Heathrow is hoping to get government approval for a third runway this year. In the meantime, it is investing £180 million in improving cargo facilities to process it more efficiently. The plan, announced in November 2015 includes a specialist pharmaceutical storage area, a valuable business segment for Heathrow worth £2.8 billion in exports.

Platts says Heathrow handles 91 per cent of the UK’s pharmaceutical exports to India, 70 per cent to Hong Kong and 34 per cent to China by value. For time sensitive exports as a whole, Platts tells ACW: “Airfreight is critical for time sensitive industries such as pharmaceuticals, biotech and food. Exports to medicines have risen by 97 per cent and 87 per cent over the past two years due to world health crises.”

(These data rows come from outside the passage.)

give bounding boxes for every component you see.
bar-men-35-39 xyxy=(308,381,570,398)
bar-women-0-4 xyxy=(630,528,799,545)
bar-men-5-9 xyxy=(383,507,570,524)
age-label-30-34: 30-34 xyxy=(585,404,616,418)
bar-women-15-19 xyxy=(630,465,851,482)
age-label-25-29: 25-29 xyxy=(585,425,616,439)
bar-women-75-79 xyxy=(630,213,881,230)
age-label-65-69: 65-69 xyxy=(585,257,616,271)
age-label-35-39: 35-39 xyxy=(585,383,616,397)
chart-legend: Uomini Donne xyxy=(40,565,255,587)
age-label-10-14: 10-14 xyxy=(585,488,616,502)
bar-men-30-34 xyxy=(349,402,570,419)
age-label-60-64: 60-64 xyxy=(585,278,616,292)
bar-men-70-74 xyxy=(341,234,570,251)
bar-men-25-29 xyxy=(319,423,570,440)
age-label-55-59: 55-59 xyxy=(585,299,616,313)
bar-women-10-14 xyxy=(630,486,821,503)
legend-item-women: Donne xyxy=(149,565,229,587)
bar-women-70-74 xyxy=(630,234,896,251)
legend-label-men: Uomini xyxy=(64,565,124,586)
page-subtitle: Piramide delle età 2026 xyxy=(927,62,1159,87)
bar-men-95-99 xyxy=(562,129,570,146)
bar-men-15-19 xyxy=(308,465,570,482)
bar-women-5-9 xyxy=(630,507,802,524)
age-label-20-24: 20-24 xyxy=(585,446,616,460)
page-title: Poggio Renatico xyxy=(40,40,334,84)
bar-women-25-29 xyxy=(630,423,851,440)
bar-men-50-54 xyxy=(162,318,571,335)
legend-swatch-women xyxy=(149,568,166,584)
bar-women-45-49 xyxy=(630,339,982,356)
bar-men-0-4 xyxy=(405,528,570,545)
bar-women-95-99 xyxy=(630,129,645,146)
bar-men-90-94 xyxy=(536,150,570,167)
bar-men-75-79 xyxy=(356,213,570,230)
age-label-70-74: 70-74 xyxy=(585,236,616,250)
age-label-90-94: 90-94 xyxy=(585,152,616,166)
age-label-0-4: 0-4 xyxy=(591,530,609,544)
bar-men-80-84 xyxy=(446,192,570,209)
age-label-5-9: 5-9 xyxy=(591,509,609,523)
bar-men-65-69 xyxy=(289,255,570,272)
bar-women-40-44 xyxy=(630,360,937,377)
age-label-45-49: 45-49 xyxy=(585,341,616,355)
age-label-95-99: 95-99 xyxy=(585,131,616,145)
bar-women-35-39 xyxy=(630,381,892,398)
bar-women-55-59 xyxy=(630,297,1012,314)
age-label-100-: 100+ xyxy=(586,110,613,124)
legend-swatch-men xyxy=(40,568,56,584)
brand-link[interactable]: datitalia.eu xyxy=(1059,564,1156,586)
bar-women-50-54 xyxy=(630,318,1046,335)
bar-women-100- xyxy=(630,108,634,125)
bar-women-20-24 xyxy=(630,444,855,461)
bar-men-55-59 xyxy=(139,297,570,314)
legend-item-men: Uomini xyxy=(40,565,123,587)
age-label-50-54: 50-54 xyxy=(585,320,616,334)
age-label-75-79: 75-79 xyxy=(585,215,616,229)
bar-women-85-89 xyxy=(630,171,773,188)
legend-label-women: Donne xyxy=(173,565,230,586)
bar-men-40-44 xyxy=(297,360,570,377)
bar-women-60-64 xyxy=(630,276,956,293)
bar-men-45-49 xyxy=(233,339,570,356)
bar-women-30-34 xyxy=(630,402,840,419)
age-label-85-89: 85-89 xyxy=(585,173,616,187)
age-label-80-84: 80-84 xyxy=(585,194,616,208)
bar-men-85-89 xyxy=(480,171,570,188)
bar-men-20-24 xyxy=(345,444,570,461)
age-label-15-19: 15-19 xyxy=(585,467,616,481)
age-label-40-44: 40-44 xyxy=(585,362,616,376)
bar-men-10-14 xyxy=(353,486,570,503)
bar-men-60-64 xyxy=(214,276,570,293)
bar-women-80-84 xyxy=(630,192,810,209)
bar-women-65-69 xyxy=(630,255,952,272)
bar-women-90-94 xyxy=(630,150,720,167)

Fresh salmon, primarily from Scotland, is another temperature sensitive product Heathrow handles a lot of. Platts says it is the largest export by weight and second biggest food export. “With the majority of salmon coming from Scotland, producers rely on Heathrow as a hub airport to get the product to market as quickly as possible.”

It also wants to improve infrastructure to reduce congestion and halving process time to four hours. The project should be delivered by the end of 2017.

Platts tells ACW: “In 2016 we will develop detailed plans to deliver a call forward facility for HGVs, an airside transhipment facility, fast-track access for cargo to airside areas and an improved security process. Additionally we’re revising plans to install stillage for the cargo operators.”

“Our blueprint plan is an opportunity for us to invest in improving our existing freight operation to make it more streamline and quicker for businesses.”

“With expansion, we can offer exporters more direct connections and more frequent flights on existing routes to and from Heathrow, whilst also increasing freight capacity to allow more freight to fly direct.”

“This would reduce time and cost barriers for businesses looking to export abroad, making the UK more globally competitive and driving trade, helping Britain to meet its export targets.”